Many of these chats pertain to questions such as "How do I get published?" and "Should I self-publish?"" and "What should I look out for in a contract negotiation?"
Fair enough inquiries, but I detect some of the posters and participants have a more fundamental problem than dealing with the do's and don'ts of publishing.
I believe they're seeking authentication that they truly are writers.
For example, a new author wonders whether he needs a literary agent to tout his tome. This seems like a 100% legitimate question. Some writers employ agents, and some agents sell some books, some of the time.
But this posting can also be that aspiring author's way of asking: "Do I need an agent to represent me before I can truly believe I am a writer and have faith in the quality of my prose?"
"Is an agent's endorsement necessary before I can feel I fit the part?"
The short answer to these questions is a resounding, NO! Agents do not a writer make.
Nor does publication, for that matter. The Chicken Soup series of books, which failed to
find home after home, (or would that be, coop after coop?) testifies to the uncanny ability of publishers and agents to NOT spot tomorrow's hit titles.
What makes a writer GENUINE, the real deal?
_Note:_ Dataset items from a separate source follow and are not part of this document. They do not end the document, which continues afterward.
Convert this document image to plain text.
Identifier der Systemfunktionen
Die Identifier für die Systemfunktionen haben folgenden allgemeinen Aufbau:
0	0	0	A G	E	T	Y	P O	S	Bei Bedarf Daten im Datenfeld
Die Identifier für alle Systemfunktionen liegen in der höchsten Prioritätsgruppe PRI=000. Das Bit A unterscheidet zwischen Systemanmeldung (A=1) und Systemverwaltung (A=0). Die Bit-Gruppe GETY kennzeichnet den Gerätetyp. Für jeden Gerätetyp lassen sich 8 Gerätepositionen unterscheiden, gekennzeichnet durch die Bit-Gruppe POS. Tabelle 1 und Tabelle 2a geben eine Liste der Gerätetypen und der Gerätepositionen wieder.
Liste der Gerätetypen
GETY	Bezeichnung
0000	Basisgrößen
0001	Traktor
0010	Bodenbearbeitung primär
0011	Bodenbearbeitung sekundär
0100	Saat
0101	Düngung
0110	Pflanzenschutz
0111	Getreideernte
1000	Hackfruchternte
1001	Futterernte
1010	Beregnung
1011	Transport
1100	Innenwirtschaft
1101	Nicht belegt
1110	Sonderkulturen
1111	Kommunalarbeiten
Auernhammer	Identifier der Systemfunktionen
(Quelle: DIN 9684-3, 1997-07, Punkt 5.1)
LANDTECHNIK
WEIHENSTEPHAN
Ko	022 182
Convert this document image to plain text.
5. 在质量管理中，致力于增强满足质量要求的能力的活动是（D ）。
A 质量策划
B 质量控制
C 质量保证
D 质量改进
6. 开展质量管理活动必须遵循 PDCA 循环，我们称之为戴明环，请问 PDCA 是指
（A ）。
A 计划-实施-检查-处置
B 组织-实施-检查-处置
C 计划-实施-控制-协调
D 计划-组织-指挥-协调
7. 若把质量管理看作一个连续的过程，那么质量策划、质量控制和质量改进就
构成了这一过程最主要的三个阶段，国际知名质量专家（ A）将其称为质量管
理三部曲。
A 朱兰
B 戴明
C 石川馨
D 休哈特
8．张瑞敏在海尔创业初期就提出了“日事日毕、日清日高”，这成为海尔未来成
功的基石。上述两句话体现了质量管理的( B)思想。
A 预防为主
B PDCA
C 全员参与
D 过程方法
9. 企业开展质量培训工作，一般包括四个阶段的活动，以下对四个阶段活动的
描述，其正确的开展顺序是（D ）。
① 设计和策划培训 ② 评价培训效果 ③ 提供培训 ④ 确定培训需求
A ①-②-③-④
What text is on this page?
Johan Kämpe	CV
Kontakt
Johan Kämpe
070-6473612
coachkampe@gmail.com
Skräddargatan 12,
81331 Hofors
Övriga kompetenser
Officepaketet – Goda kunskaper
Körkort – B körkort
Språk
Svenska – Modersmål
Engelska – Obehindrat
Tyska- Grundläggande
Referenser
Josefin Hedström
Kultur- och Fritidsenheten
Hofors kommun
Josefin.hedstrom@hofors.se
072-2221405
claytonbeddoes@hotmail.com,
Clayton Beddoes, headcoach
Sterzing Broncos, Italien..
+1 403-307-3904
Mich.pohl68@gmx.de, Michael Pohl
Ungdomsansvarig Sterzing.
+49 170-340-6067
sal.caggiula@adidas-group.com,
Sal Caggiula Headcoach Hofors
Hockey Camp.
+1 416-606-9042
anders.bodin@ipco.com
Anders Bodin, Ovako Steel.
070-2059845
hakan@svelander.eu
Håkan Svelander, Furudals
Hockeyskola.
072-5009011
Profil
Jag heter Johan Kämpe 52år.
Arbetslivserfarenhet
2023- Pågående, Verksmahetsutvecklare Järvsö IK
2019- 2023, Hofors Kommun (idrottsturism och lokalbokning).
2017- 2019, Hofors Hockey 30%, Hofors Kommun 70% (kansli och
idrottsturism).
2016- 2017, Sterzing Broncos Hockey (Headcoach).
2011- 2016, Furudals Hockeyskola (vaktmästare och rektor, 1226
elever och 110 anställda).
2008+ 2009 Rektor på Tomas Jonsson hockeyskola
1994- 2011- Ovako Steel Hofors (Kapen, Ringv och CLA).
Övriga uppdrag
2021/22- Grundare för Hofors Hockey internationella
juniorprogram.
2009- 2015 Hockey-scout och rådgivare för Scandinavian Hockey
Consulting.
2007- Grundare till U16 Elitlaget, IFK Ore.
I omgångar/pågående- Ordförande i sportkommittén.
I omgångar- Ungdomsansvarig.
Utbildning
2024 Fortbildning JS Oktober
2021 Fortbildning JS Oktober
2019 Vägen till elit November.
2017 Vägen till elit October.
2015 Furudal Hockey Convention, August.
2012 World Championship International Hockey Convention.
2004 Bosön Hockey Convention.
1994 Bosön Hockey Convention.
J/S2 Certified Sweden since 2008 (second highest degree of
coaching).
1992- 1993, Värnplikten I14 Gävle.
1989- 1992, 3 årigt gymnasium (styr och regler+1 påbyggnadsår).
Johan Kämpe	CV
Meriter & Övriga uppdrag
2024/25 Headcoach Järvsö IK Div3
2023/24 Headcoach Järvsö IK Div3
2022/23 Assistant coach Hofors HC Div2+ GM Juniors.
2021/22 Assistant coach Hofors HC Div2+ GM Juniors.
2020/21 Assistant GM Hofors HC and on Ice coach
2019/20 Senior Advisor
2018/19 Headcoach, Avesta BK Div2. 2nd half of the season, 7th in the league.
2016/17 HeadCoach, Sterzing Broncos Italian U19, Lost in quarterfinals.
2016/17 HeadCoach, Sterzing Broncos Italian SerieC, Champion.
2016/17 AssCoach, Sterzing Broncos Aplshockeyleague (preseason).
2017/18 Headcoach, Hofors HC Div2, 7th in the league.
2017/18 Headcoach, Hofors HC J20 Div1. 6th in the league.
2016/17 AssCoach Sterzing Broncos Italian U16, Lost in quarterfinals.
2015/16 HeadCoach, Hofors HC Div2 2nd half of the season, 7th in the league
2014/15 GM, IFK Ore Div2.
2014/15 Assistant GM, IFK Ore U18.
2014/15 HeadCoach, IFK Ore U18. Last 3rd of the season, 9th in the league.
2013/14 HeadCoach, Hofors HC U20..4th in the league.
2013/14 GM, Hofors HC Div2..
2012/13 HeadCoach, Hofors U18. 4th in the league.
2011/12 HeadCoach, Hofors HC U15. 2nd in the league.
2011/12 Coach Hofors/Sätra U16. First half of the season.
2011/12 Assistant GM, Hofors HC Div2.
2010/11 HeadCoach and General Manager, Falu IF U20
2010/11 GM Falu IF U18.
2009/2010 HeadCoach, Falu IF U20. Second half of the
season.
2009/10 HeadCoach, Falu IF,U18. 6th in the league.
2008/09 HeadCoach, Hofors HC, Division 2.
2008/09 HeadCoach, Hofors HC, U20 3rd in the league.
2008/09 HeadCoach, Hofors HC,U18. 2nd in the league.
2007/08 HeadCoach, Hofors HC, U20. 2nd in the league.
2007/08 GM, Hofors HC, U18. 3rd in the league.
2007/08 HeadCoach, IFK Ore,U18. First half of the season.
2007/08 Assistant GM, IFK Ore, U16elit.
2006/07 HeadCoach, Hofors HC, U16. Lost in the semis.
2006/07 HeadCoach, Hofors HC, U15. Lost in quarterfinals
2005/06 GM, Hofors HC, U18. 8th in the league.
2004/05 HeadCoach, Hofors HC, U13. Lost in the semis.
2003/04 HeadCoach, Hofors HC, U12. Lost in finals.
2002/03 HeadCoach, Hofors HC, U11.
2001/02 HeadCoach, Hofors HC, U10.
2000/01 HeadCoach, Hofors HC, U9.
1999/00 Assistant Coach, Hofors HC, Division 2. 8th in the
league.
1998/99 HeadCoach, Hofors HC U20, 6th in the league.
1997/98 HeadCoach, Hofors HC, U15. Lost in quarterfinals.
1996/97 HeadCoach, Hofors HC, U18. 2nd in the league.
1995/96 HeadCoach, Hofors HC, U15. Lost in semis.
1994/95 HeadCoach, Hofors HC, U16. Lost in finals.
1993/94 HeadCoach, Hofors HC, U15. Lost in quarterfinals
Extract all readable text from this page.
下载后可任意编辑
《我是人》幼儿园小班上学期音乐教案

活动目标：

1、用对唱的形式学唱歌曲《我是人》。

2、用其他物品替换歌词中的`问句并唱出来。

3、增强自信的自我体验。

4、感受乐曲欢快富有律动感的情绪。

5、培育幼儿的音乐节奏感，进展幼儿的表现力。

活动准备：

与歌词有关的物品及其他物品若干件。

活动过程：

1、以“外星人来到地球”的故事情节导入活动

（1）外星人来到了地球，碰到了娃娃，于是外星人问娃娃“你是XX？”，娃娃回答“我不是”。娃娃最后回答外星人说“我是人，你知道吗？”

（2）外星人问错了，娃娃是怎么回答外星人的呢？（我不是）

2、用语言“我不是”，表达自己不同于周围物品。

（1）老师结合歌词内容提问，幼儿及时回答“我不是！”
Lots of folks feel like imposters as they enter occupations. I just read a neat article in the Chronicle of Higher Education by a tenured professor who said he felt like a fake for five years before relaxing in front of his classes.
As I see it, you become a writer the moment you come to believe that's what you are, that's what you do. You do not need anyone's approval or endorsement, and seeking these pats on the back is a waste of time that keeps you from writing.
There is a huge industry of writers' "helpers" that argue to the contrary, feathering their nests in the process. They say you need assistance with overcoming your writer's block, with editing your text, with creating a "writer's platform," with selling your work to publishers.
But they are selling DEPENDENCY and APPROVAL.
You don't need them.
Unless, of course, you are a genuine imposter!